Awalnya, acara tersebut terlihat seperti wisuda santri pada umumnya. Para santri tampil bergantian di atas panggung, sementara para orang tua mengabadikan momen menggunakan telepon genggam mereka.
Namun suasana berubah ketika sekelompok santri maju membawa mushaf Alquran. Mereka tidak hanya membaca ayat demi ayat dengan tartil, tetapi juga menerjemahkan ayat secara langsung kata demi kata.
Tak berhenti sampai di situ, para santri juga menjelaskan perubahan bentuk kata kerja dalam bahasa Arab melalui ilmu sharaf.
Penampilan tersebut membuat para tamu undangan terdiam kagum. Sebagian tampak mengangguk, sementara lainnya memperhatikan dengan penuh takjub.
Pesantren Zidny Ilma mencoba menghadirkan pendekatan berbeda dalam pembelajaran Alquran. Tidak hanya fokus pada hafalan, tetapi juga pemahaman makna ayat secara mendalam.
Mudir Pesantren Zidny Ilma, Ustaz H Ahirman Rasyid SAg, mengatakan metode pembelajaran terjemahan Alquran menjadi bagian dari inovasi pendidikan Islam yang diterapkan di pesantren tersebut.
“Dalam menerjemahkan Alquran, santri harus memiliki dasar ilmu nahwu dan sharaf. Karena itu ilmu sharaf menjadi bagian dari keseharian santri di sini,” ujarnya.
Menurut Ahirman, pembelajaran Alquran selama ini kerap berhenti pada kemampuan membaca dan menghafal, padahal memahami makna ayat merupakan hal penting agar Alquran dapat diamalkan dalam kehidupan sehari-hari.
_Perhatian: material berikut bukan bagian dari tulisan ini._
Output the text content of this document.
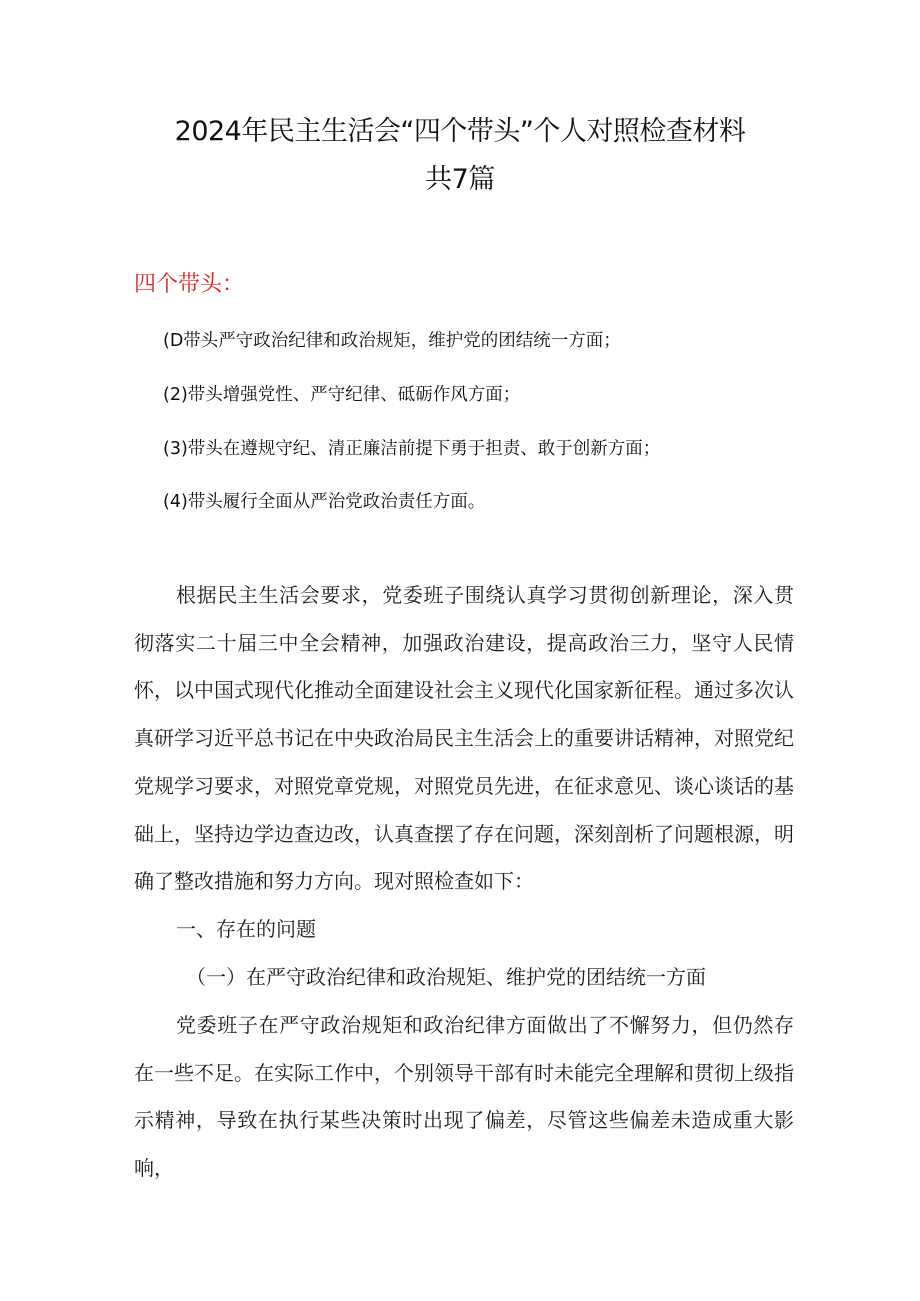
2024年民主生活会“四个带头”个人对照检查材料
共7篇
四个带头：
(D带头严守政治纪律和政治规矩，维护党的团结统一方面；
(2)带头增强党性、严守纪律、砥砺作风方面；
(3)带头在遵规守纪、清正廉洁前提下勇于担责、敢于创新方面；
(4)带头履行全面从严治党政治责任方面。

根据民主生活会要求，党委班子围绕认真学习贯彻创新理论，深入贯彻落实二十届三中全会精神，加强政治建设，提高政治三力，坚守人民情怀，以中国式现代化推动全面建设社会主义现代化国家新征程。通过多次认真研学习近平总书记在中央政治局民主生活会上的重要讲话精神，对照党纪党规学习要求，对照党章党规，对照党员先进，在征求意见、谈心谈话的基础上，坚持边学边查边改，认真查摆了存在问题，深刻剖析了问题根源，明确了整改措施和努力方向。现对照检查如下：

一、存在的问题
（一）在严守政治纪律和政治规矩、维护党的团结统一方面

党委班子在严守政治规矩和政治纪律方面做出了不懈努力，但仍然存在一些不足。在实际工作中，个别领导干部有时未能完全理解和贯彻上级指示精神，导致在执行某些决策时出现了偏差，尽管这些偏差未造成重大影响，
“Bagaimana seseorang dapat mengamalkan ayat yang dibacanya jika belum memahami maknanya,” katanya.
Dari pemikiran tersebut, Pesantren Zidny Ilma kemudian menjadikan ilmu terjemahan Alquran sebagai salah satu pelajaran wajib bagi para santri.
“Ke depan kami ingin menghadirkan pembelajaran Alquran yang kreatif dan inovatif. Santri bukan hanya fasih membaca, tetapi juga mampu memahami kandungan ayat,” tambahnya.
Pendekatan pembelajaran tersebut memadukan tradisi pesantren klasik dengan kebutuhan pendidikan modern. Ilmu nahwu dan sharaf yang selama ini dianggap sulit diajarkan secara aplikatif melalui praktik langsung terhadap ayat Alquran.
Hasilnya terlihat dari penampilan para santri yang mampu membaca, menerjemahkan, hingga mengurai struktur bahasa Arab dengan percaya diri di hadapan publik.
Kegiatan Haflah Akhirussanah itu turut dihadiri berbagai unsur pemerintah dan tokoh masyarakat. Bupati Banyuasin yang diwakili Staf Ahli Bidang Infrastruktur, Ekonomi, dan SDM Dr H Salni Fajar memberikan apresiasi terhadap upaya pesantren dalam membangun generasi muda berkarakter dan bertauhid.
“Kami memberikan dukungan dan penghargaan setinggi-tingginya kepada Pesantren Zidny Ilma yang telah berupaya membangun generasi berkarakter sekaligus bertauhid,” ujarnya.
Turut hadir Camat Talang Kelapa Salinan SSos MM, Kepala KUA Talang Kelapa H Fauzan SSos MSi, KH Ahmad Fauzan Yayan, para kepala desa, tokoh masyarakat, wali santri, serta ratusan santri.
Di penghujung acara, tepuk tangan panjang mengiringi penampilan para santri. Sebagian wali santri tampak menitikkan air mata haru melihat anak-anak mereka tidak hanya menghafal Alquran, tetapi juga mulai memahami makna ayat-ayat suci yang dipelajari.